Today is a special day… it’s Missy Elliott’s birthday! Missy is one of my top role models and to give back to what she has given me through her music and creativity, I created a routine celebrating some songs in her catalog.
Missy Elliott is an authentic key figure when looking at feminist icons in pop/rap music. She carved out a niche for women in hip hop in the early 90s along with some of my other biggest inspirations (Queen Latifah, Lil Kim, Heather B, Foxy Brown etc). Missy has maintained a strong feminist voice in an industry and genre that isn’t short of openly misogyntic and homophobic narratives. Bigotry is directly antithetical to everything she stands for, and her loud stance and take-no-prisoners attitude to feminine autonomy has helped women gain the confidence to share opinions and creativity.
Before Beyonce performed in front of a big neon ‘feminist’ sign, and before Nicki twerked to ‘subvert’ the male gaze, Missy brought authentic, strong feminism to mainstream music.
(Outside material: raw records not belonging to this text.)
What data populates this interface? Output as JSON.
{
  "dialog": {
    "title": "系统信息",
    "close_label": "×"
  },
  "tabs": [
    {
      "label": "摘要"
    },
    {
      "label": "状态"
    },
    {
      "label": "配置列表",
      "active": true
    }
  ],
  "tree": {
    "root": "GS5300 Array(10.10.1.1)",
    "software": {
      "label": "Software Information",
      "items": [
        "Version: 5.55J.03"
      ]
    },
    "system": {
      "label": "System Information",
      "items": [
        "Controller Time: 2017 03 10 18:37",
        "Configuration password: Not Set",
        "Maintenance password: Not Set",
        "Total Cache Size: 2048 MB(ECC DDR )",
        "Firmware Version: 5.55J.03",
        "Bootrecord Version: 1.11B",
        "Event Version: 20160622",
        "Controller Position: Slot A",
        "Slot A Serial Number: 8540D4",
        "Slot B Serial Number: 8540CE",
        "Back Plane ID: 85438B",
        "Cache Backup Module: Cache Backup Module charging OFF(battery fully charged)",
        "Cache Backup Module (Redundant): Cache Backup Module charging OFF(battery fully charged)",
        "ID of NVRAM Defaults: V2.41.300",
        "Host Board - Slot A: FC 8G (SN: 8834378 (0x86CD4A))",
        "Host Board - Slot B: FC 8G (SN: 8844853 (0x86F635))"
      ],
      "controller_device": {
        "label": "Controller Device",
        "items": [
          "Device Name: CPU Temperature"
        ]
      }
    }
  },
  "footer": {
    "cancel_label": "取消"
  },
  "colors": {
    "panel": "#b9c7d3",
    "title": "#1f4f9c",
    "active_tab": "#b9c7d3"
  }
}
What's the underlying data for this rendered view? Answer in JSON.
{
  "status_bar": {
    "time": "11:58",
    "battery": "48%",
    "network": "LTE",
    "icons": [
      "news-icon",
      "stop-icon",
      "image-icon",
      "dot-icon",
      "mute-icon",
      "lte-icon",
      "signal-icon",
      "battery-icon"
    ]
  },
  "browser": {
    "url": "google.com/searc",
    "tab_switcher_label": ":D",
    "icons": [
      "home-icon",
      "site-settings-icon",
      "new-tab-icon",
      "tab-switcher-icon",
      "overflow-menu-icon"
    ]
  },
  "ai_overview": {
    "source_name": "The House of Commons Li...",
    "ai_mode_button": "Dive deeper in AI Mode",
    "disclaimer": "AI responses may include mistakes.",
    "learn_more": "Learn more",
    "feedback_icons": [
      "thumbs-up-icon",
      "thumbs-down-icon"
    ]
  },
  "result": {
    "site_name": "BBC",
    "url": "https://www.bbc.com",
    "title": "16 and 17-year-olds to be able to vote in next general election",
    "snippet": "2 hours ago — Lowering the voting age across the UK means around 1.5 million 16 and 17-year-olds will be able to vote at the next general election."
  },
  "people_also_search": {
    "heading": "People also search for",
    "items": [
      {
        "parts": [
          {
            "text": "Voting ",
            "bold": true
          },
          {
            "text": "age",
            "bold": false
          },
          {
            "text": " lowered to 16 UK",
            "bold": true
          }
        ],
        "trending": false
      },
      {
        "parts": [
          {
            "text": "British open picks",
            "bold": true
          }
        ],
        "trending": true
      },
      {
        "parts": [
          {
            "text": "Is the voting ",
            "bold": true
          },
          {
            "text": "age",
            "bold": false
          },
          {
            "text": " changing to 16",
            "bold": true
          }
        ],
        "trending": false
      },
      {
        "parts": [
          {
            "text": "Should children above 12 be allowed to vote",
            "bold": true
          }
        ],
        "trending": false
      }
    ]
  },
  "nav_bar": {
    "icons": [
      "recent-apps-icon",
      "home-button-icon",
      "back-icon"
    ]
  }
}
Feminism as a lyrical topic has too often been used to sell albums and tickets rather than push a real and authentic political agenda. For example when Beyonce used part of a Chimamanda Adiche’s TED Talk on feminism in Flawless (2014) which simultaneously asks women to “Bow down, bitches”, while also releasing a song, on the same album, where she allowed her Jay-Z to rap about how he was going to beat her up…
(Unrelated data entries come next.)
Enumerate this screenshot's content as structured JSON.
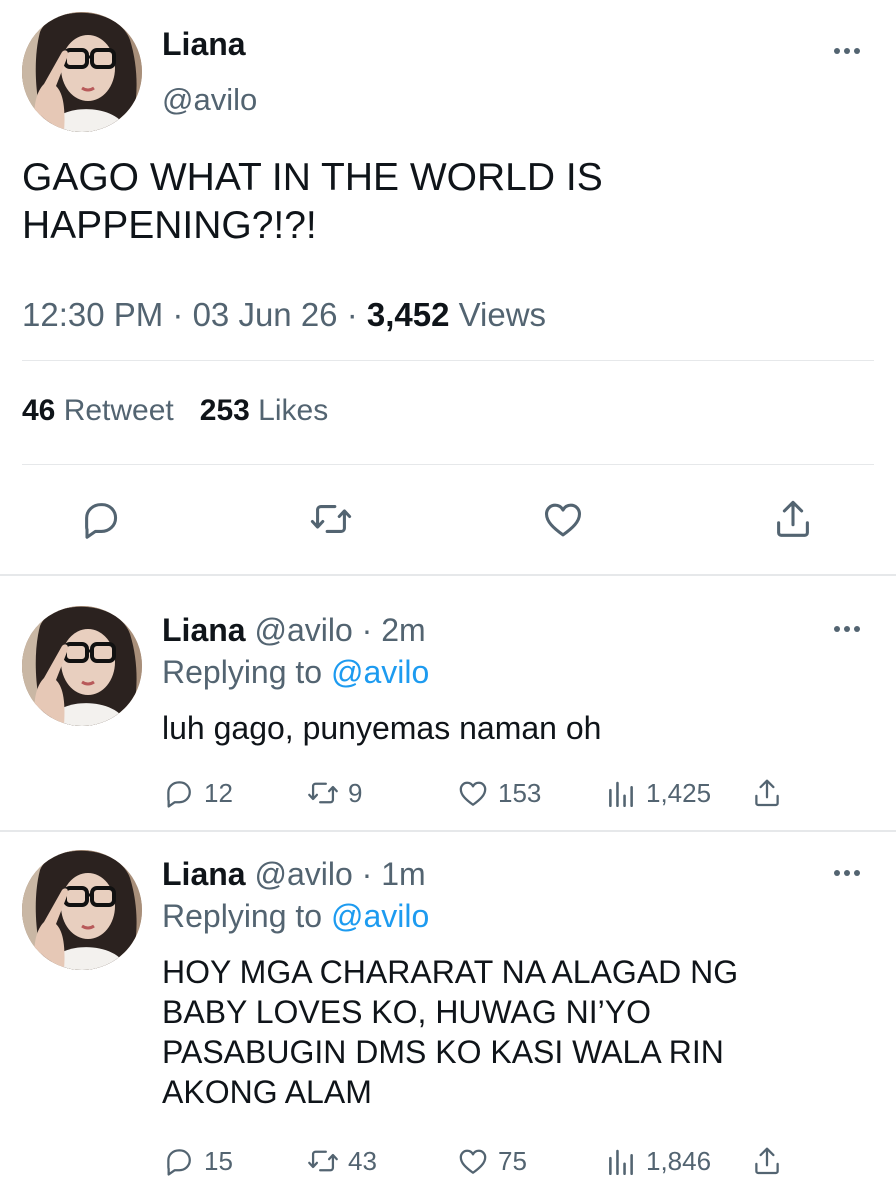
{
  "tweet": {
    "name": "Liana",
    "handle": "@avilo",
    "text": "GAGO WHAT IN THE WORLD IS HAPPENING?!?!",
    "time": "12:30 PM · 03 Jun 26 · ",
    "views_count": "3,452",
    "views_label": " Views",
    "retweets_count": "46",
    "retweets_label": " Retweet",
    "likes_count": "253",
    "likes_label": " Likes",
    "icons": [
      "comment-icon",
      "retweet-icon",
      "like-icon",
      "share-icon"
    ]
  },
  "replies": [
    {
      "name": "Liana",
      "handle": "@avilo",
      "time": " · 2m",
      "replying_label": "Replying to ",
      "replying_to": "@avilo",
      "text": "luh gago, punyemas naman oh",
      "replies": "12",
      "retweets": "9",
      "likes": "153",
      "views": "1,425"
    },
    {
      "name": "Liana",
      "handle": "@avilo",
      "time": " · 1m",
      "replying_label": "Replying to ",
      "replying_to": "@avilo",
      "text": "HOY MGA CHARARAT NA ALAGAD NG BABY LOVES KO, HUWAG NI’YO PASABUGIN DMS KO KASI WALA RIN AKONG ALAM",
      "replies": "15",
      "retweets": "43",
      "likes": "75",
      "views": "1,846"
    }
  ],
  "colors": {
    "text": "#0f1419",
    "secondary": "#536471",
    "link": "#1d9bf0",
    "divider": "#e6e8ea"
  }
}
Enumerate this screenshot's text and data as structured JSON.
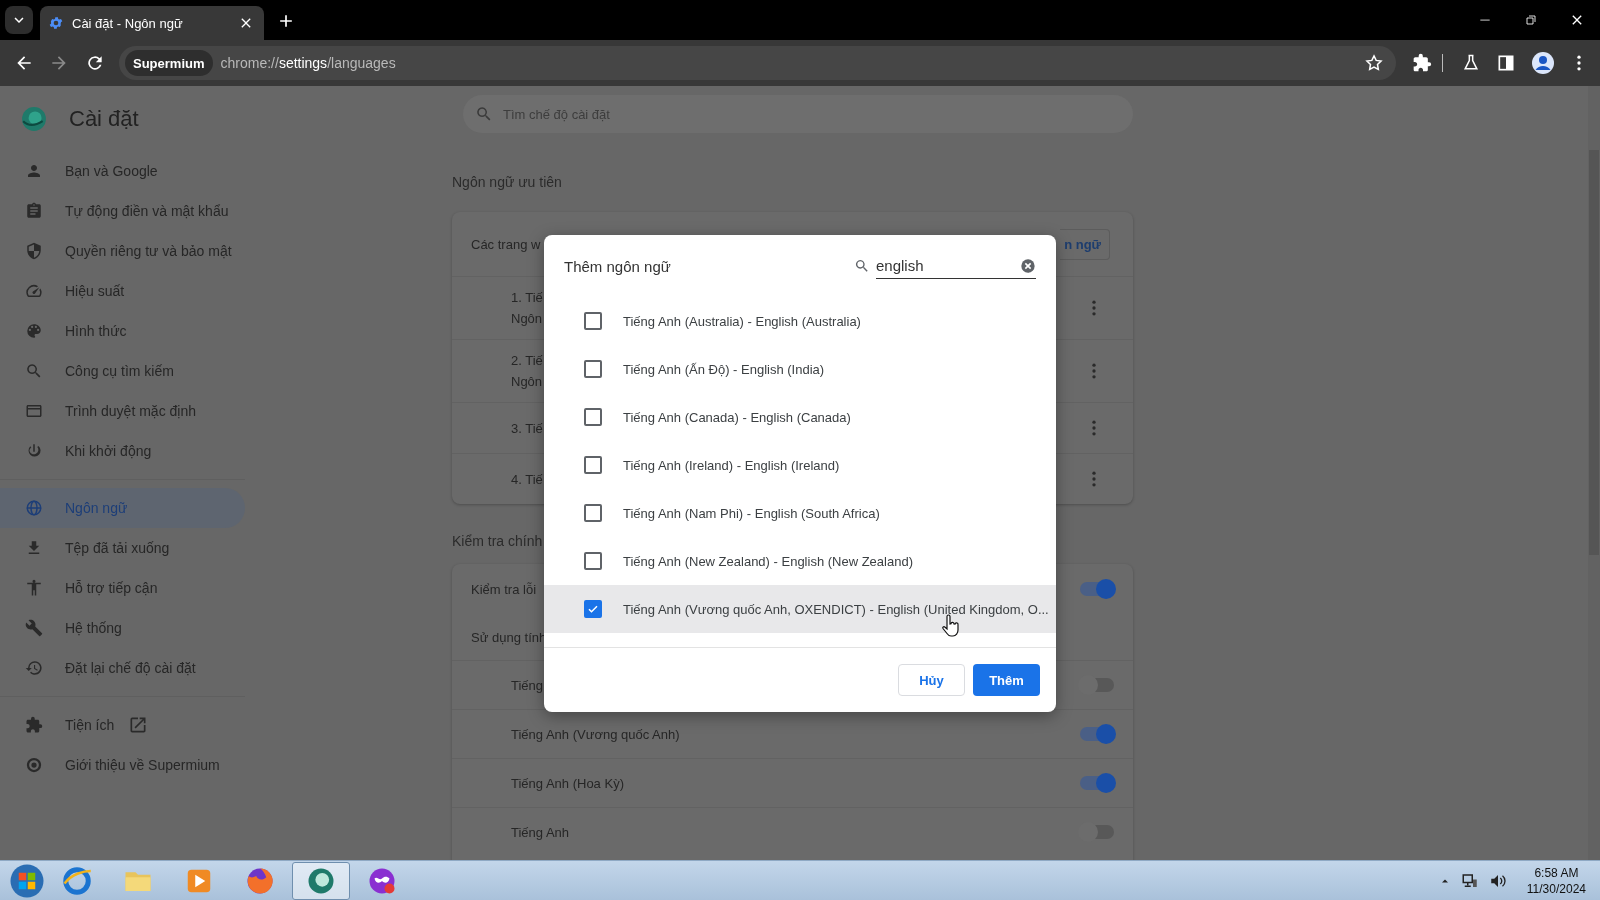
{
  "browser": {
    "tab_title": "Cài đặt - Ngôn ngữ",
    "site_chip": "Supermium",
    "url": {
      "scheme": "chrome://",
      "host": "settings",
      "path": "/languages"
    }
  },
  "settings_header": {
    "title": "Cài đặt",
    "search_placeholder": "Tìm chế độ cài đặt"
  },
  "sidebar": {
    "groups": [
      {
        "items": [
          {
            "label": "Bạn và Google",
            "selected": false,
            "external": false
          },
          {
            "label": "Tự động điền và mật khẩu",
            "selected": false,
            "external": false
          },
          {
            "label": "Quyền riêng tư và bảo mật",
            "selected": false,
            "external": false
          },
          {
            "label": "Hiệu suất",
            "selected": false,
            "external": false
          },
          {
            "label": "Hình thức",
            "selected": false,
            "external": false
          },
          {
            "label": "Công cụ tìm kiếm",
            "selected": false,
            "external": false
          },
          {
            "label": "Trình duyệt mặc định",
            "selected": false,
            "external": false
          },
          {
            "label": "Khi khởi động",
            "selected": false,
            "external": false
          }
        ]
      },
      {
        "items": [
          {
            "label": "Ngôn ngữ",
            "selected": true,
            "external": false
          },
          {
            "label": "Tệp đã tải xuống",
            "selected": false,
            "external": false
          },
          {
            "label": "Hỗ trợ tiếp cận",
            "selected": false,
            "external": false
          },
          {
            "label": "Hệ thống",
            "selected": false,
            "external": false
          },
          {
            "label": "Đặt lại chế độ cài đặt",
            "selected": false,
            "external": false
          }
        ]
      },
      {
        "items": [
          {
            "label": "Tiện ích",
            "selected": false,
            "external": true
          },
          {
            "label": "Giới thiệu về Supermium",
            "selected": false,
            "external": false
          }
        ]
      }
    ]
  },
  "preferred_languages": {
    "heading": "Ngôn ngữ ưu tiên",
    "intro": "Các trang w",
    "add_button": "n ngữ",
    "languages": [
      {
        "name": "1. Tiế",
        "detail": "Ngôn"
      },
      {
        "name": "2. Tiế",
        "detail": "Ngôn"
      },
      {
        "name": "3. Tiế"
      },
      {
        "name": "4. Tiế"
      }
    ]
  },
  "spell_check": {
    "heading": "Kiểm tra chính",
    "check_label": "Kiểm tra lỗi",
    "check_on": true,
    "use_label": "Sử dụng tính",
    "languages": [
      {
        "label": "Tiếng",
        "on": false
      },
      {
        "label": "Tiếng Anh (Vương quốc Anh)",
        "on": true
      },
      {
        "label": "Tiếng Anh (Hoa Kỳ)",
        "on": true
      },
      {
        "label": "Tiếng Anh",
        "on": false
      }
    ]
  },
  "dialog": {
    "title": "Thêm ngôn ngữ",
    "search_value": "english",
    "options": [
      {
        "label": "Tiếng Anh (Australia) - English (Australia)",
        "checked": false,
        "hovered": false
      },
      {
        "label": "Tiếng Anh (Ấn Độ) - English (India)",
        "checked": false,
        "hovered": false
      },
      {
        "label": "Tiếng Anh (Canada) - English (Canada)",
        "checked": false,
        "hovered": false
      },
      {
        "label": "Tiếng Anh (Ireland) - English (Ireland)",
        "checked": false,
        "hovered": false
      },
      {
        "label": "Tiếng Anh (Nam Phi) - English (South Africa)",
        "checked": false,
        "hovered": false
      },
      {
        "label": "Tiếng Anh (New Zealand) - English (New Zealand)",
        "checked": false,
        "hovered": false
      },
      {
        "label": "Tiếng Anh (Vương quốc Anh, OXENDICT) - English (United Kingdom, O...",
        "checked": true,
        "hovered": true
      }
    ],
    "buttons": [
      {
        "label": "Hủy",
        "kind": "secondary"
      },
      {
        "label": "Thêm",
        "kind": "primary"
      }
    ]
  },
  "taskbar": {
    "apps": [
      {
        "selected": false
      },
      {
        "selected": false
      },
      {
        "selected": false
      },
      {
        "selected": false
      },
      {
        "selected": true
      },
      {
        "selected": false
      }
    ],
    "time": "6:58 AM",
    "date": "11/30/2024"
  }
}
Missy’s message has always been clear: that wxmen across the gender spectrum, are equal to, as powerful as, and just as important as men. She’s devoted herself to promoting the idea that women can act, exist and contribute, rather than just appear as creativley or intellectually empty mannequins, and that a outspoken woman with an opinion is a valuable thing, and more so, that this kind of woman has nothing to apologise for.
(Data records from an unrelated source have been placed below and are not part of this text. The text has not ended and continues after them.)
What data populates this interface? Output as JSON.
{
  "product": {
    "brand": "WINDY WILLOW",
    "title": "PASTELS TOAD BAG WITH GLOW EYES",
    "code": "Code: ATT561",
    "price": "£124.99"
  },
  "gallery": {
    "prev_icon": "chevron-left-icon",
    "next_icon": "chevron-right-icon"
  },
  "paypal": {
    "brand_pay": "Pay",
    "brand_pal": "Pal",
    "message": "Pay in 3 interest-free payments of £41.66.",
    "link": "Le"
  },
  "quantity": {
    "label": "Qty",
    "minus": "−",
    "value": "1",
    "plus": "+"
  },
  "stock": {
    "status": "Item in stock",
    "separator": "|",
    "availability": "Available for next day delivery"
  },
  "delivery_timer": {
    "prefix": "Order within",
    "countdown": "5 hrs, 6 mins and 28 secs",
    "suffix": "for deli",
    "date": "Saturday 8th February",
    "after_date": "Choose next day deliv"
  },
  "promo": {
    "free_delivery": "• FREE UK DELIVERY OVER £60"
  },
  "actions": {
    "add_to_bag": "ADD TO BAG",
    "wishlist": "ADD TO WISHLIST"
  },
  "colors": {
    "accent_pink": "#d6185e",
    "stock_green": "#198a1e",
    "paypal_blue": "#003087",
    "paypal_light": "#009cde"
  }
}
Missy created a space for women to express personal style and self-confidence over male-dictated beauty ideals which especially in this time of social media is more relevant than ever. Today, a woman’s value is too often reduced down to how instagrammable she is or how aesthetically pleasing she is. Missy Elliott makes beauty something highly individualistic, empowering body image to be whatever you as a valuable, powerful individual chooses it to be. For example, in “The Rain (Supa Dupa Fly)” she appears in the now iconic, inflatable, trash bag suit, and in “Sock it 2 Me” she wears cartoonish, form contouring costumes. She values style, individuality and confidence over a man or woman seeing her as ‘sexy’ or ‘picture perfect” by society’s patriarchal standards.
Missy Elliott also inspires me because she’s dedicated much of her artistic career to cultivating the talent of other women, something that few other artists have done, not with stage appearance like some Taylor Swift concert – but by actually spending time with other talented women and helping them to grow and thrive in their careers. This is something I really aspire to, as I grow my skill set, I look forward to collaborating with other women and nurturing our talents together.
My love and appreciation for what Missy Elliott stands for and the example she sets is hard to do justice. Happy Birthday Missy Misdemeanour Elliott!